Para facilitar a análise da situação, retomamos não o título mas alguns versos do final da canção de Caetano Veloso, referida pelo consulente:
(1) «O quereres e o estares sempre a fim
Do que em mim é de mim tão desigual
Faz-me querer-te bem, querer-te mal»
De acordo com o contexto frásico em que surge a forma o quereres, referida na questão, é possível perceber que estamos não perante uma forma verbal mas perante um nome/substantivo. Este é caso de conversão (também designado derivação imprópria em algumas gramáticas), um processo de formação de palavras que consiste na mudança de classe das palavras sem qualquer alteração formal. No caso em apreço, operou-se uma mudança da forma verbal quereres para um nome/substantivo [o] quereres. Quando ocorre um processo de conversão, uma das suas particularidades está relacionada com o facto de a classe de chegada da palavra determinar as suas novas possibilidades de concordância. Assim, o facto de o verbo se converter em nome/substantivo determina a sua possibilidade de ser determinado pelo artigo definido, característica que é típica da classe do nome/substantivo.

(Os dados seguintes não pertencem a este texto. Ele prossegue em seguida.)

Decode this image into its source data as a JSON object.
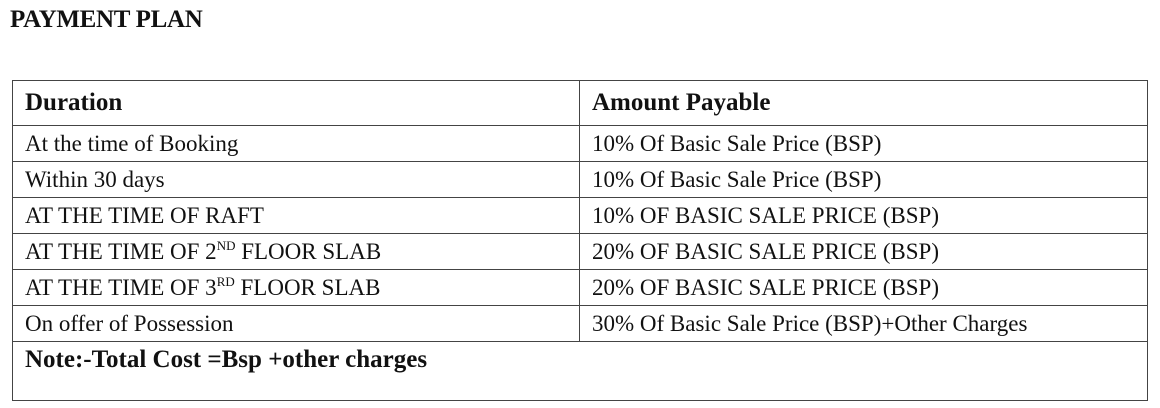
{
  "header": {
    "title": "PAYMENT PLAN"
  },
  "table": {
    "columns": [
      "Duration",
      "Amount Payable"
    ],
    "rows": [
      [
        [
          "At the time of Booking"
        ],
        "10% Of Basic Sale Price (BSP)"
      ],
      [
        [
          "Within 30 days"
        ],
        "10% Of Basic Sale Price (BSP)"
      ],
      [
        [
          "AT THE TIME OF RAFT"
        ],
        "10% OF BASIC SALE PRICE (BSP)"
      ],
      [
        [
          "AT THE TIME OF 2",
          "ND",
          " FLOOR SLAB"
        ],
        "20% OF BASIC SALE PRICE (BSP)"
      ],
      [
        [
          "AT THE TIME OF 3",
          "RD",
          " FLOOR SLAB"
        ],
        "20% OF BASIC SALE PRICE (BSP)"
      ],
      [
        [
          "On offer of Possession"
        ],
        "30% Of Basic Sale Price (BSP)+Other Charges"
      ]
    ],
    "note": "Note:-Total Cost =Bsp +other charges"
  }
}
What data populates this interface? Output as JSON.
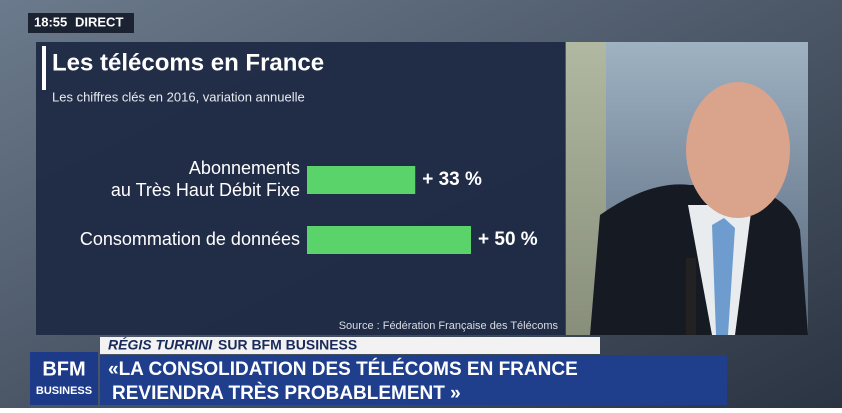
{
  "clock": "18:55",
  "live": "DIRECT",
  "chart_data": {
    "type": "bar",
    "orientation": "horizontal",
    "title": "Les télécoms en France",
    "subtitle": "Les chiffres clés en 2016, variation annuelle",
    "categories": [
      [
        "Abonnements",
        "au Très Haut Débit Fixe"
      ],
      [
        "Consommation de données"
      ]
    ],
    "values": [
      33,
      50
    ],
    "value_labels": [
      "+ 33 %",
      "+ 50 %"
    ],
    "color": "#5ad36a",
    "source": "Source : Fédération Française des Télécoms"
  },
  "lower_third": {
    "name": "RÉGIS TURRINI",
    "channel": "SUR BFM BUSINESS",
    "headline": [
      "«LA CONSOLIDATION DES TÉLÉCOMS EN FRANCE",
      "REVIENDRA TRÈS PROBABLEMENT »"
    ]
  },
  "logo": {
    "brand": "BFM",
    "sub": "BUSINESS"
  }
}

Também por esta razão o quereres [e o estares] desempenha a função de sujeito na frase, que simplificamos para melhor compreensão:
(2) «O quereres faz-me querer-te bem». [Isto faz-me querer-te bem.]
Por esta razão, a aceção de o quereres é sentida como semelhante à de o facto de quereres.
Situação diferente encontramos nos versos seguintes da mesma canção:
(3) «Faz-me querer-te bem, querer-te mal
Bem a ti, mal ao quereres assim
Infinitivamente pessoal»
onde encontramos a forma verbal quereres, flexionada no infinitivo pessoal como processo de identificar o sujeito que não se encontra expresso na frase (tu), uma das situações em que se justifica o recurso ao infinitivo pessoal.